Haters… Warum?!

Poco tempo fa ho scritto un post dedicato ad uno degli scempi quotidiani. Bloggers che scrivono + gente che li mette in croce. Il post lo potete trovare qui: https://vondernebel.wordpress.com/2017/02/27/ma-ciao/

Ehhh sì, non ho ancora imparato a rendere decente un link. Io con sta roba rimango basito come un testimone di geova con una campana buddista giapponese. Di quelle che vanno suonate lanciando un tronco. Roba che se sei in giacca e cravatta ad Agosto magari non ti viene molto bene. Ecco. Io sono una capra dell’informatica. Anche della Meiosi, visti i risultati su me stesso.

Ma veniamo a noi. A me se non piace ciò che scrive un altro Blogger, semplicemente non lo seguo. Punto. Se poi scrive cose che mi recano piacere alle meningi ed al cuore a tratti ed altre soverchianti minchiate, metto il like solo alle soverchianti minchiate. No, spè, ho fatto casino. 🙂
Fortuna che le mie cose le scrivo e non devo leggerle, altrimenti non mi seguirei. E non lo farei se non fossi paranoico al contrario.
Sto prendendo una china sbagliata. Ovvio che io non mi segua. Non voglio scoprire cose di me che non so.

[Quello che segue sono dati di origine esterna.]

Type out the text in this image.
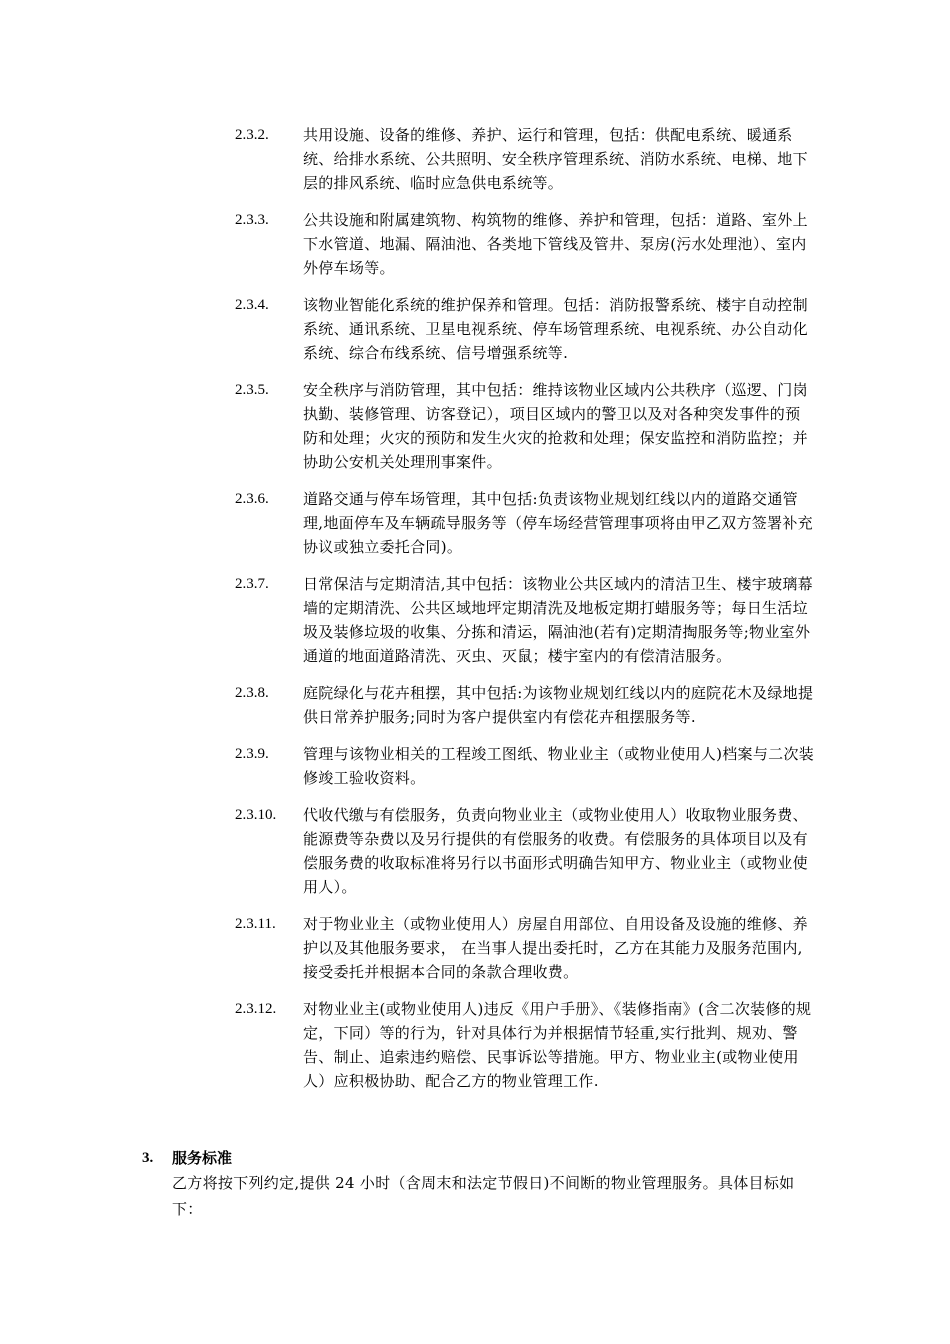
2.3.2.	共用设施、设备的维修、养护、运行和管理，包括：供配电系统、暖通系统、给排水系统、公共照明、安全秩序管理系统、消防水系统、电梯、地下层的排风系统、临时应急供电系统等。
2.3.3.	公共设施和附属建筑物、构筑物的维修、养护和管理，包括：道路、室外上下水管道、地漏、隔油池、各类地下管线及管井、泵房(污水处理池）、室内外停车场等。
2.3.4.	该物业智能化系统的维护保养和管理。包括：消防报警系统、楼宇自动控制系统、通讯系统、卫星电视系统、停车场管理系统、电视系统、办公自动化系统、综合布线系统、信号增强系统等.
2.3.5.	安全秩序与消防管理，其中包括：维持该物业区域内公共秩序（巡逻、门岗执勤、装修管理、访客登记），项目区域内的警卫以及对各种突发事件的预防和处理；火灾的预防和发生火灾的抢救和处理；保安监控和消防监控；并协助公安机关处理刑事案件。
2.3.6.	道路交通与停车场管理，其中包括:负责该物业规划红线以内的道路交通管理,地面停车及车辆疏导服务等（停车场经营管理事项将由甲乙双方签署补充协议或独立委托合同)。
2.3.7.	日常保洁与定期清洁,其中包括：该物业公共区域内的清洁卫生、楼宇玻璃幕墙的定期清洗、公共区域地坪定期清洗及地板定期打蜡服务等；每日生活垃圾及装修垃圾的收集、分拣和清运，隔油池(若有)定期清掏服务等;物业室外通道的地面道路清洗、灭虫、灭鼠；楼宇室内的有偿清洁服务。
2.3.8.	庭院绿化与花卉租摆，其中包括:为该物业规划红线以内的庭院花木及绿地提供日常养护服务;同时为客户提供室内有偿花卉租摆服务等.
2.3.9.	管理与该物业相关的工程竣工图纸、物业业主（或物业使用人)档案与二次装修竣工验收资料。
2.3.10.	代收代缴与有偿服务，负责向物业业主（或物业使用人）收取物业服务费、能源费等杂费以及另行提供的有偿服务的收费。有偿服务的具体项目以及有偿服务费的收取标准将另行以书面形式明确告知甲方、物业业主（或物业使用人）。
2.3.11.	对于物业业主（或物业使用人）房屋自用部位、自用设备及设施的维修、养护以及其他服务要求， 在当事人提出委托时，乙方在其能力及服务范围内,接受委托并根据本合同的条款合理收费。
2.3.12.	对物业业主(或物业使用人)违反《用户手册》、《装修指南》(含二次装修的规定，下同）等的行为，针对具体行为并根据情节轻重,实行批判、规劝、警告、制止、追索违约赔偿、民事诉讼等措施。甲方、物业业主(或物业使用人）应积极协助、配合乙方的物业管理工作.
3.	服务标准
乙方将按下列约定,提供 24 小时（含周末和法定节假日)不间断的物业管理服务。具体目标如下：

Ma veniamo al punto cruciale. Di nuovo. Mi ha dato lo spunto un noto Vlogger, il più famoso in Italia con circa 3.500.000 followers, con una sua parodia piuttosto centrata del brano che ha vinto Sanremo. Circa un anno e mezzo fa ho annunciato che avrei spostato il Blog anche su YouTube, facendolo diventare un Vlog. Ma ai tempi la mia ragazza credeva molto in me, e per tenermi al riparo da “brutte avventure” avrebbe preferito chiudermi in una scatola da scarpe piuttosto che condividere anche un poco del mio vero io. Però la scatola avrebbe avuto i fori per farmi respirare. Forse. Non credo, dopotutto.
Questo è il video di FaviJ, giovane vlogger molto simpatico che (facendo un outing da non confondere con un coming out, seguo da un bel po’.) Mi fa sorridere, lo trovo naturale e spontaneo, come la Crew dei Mates che spesso lavora con lui. Li seguo su YT e, in questi giorni bui di rotture di palle infinite riflesse x 10.000, tengono compagnia. Sono leggeri e non vogliono dimostrare nulla. (Ovvio che giri cash, nessuno lavora gratis se deve farlo 8 ore al giorno e sfruttare il momento, no?! ) Un po’ come me, che sparo cazzate  gratis e lo so benissimo. E già va bene che non mi denucino. Ok, io ho l’aggravante di avere passato i 40. E anche quella di essere un cazzaro da competizione.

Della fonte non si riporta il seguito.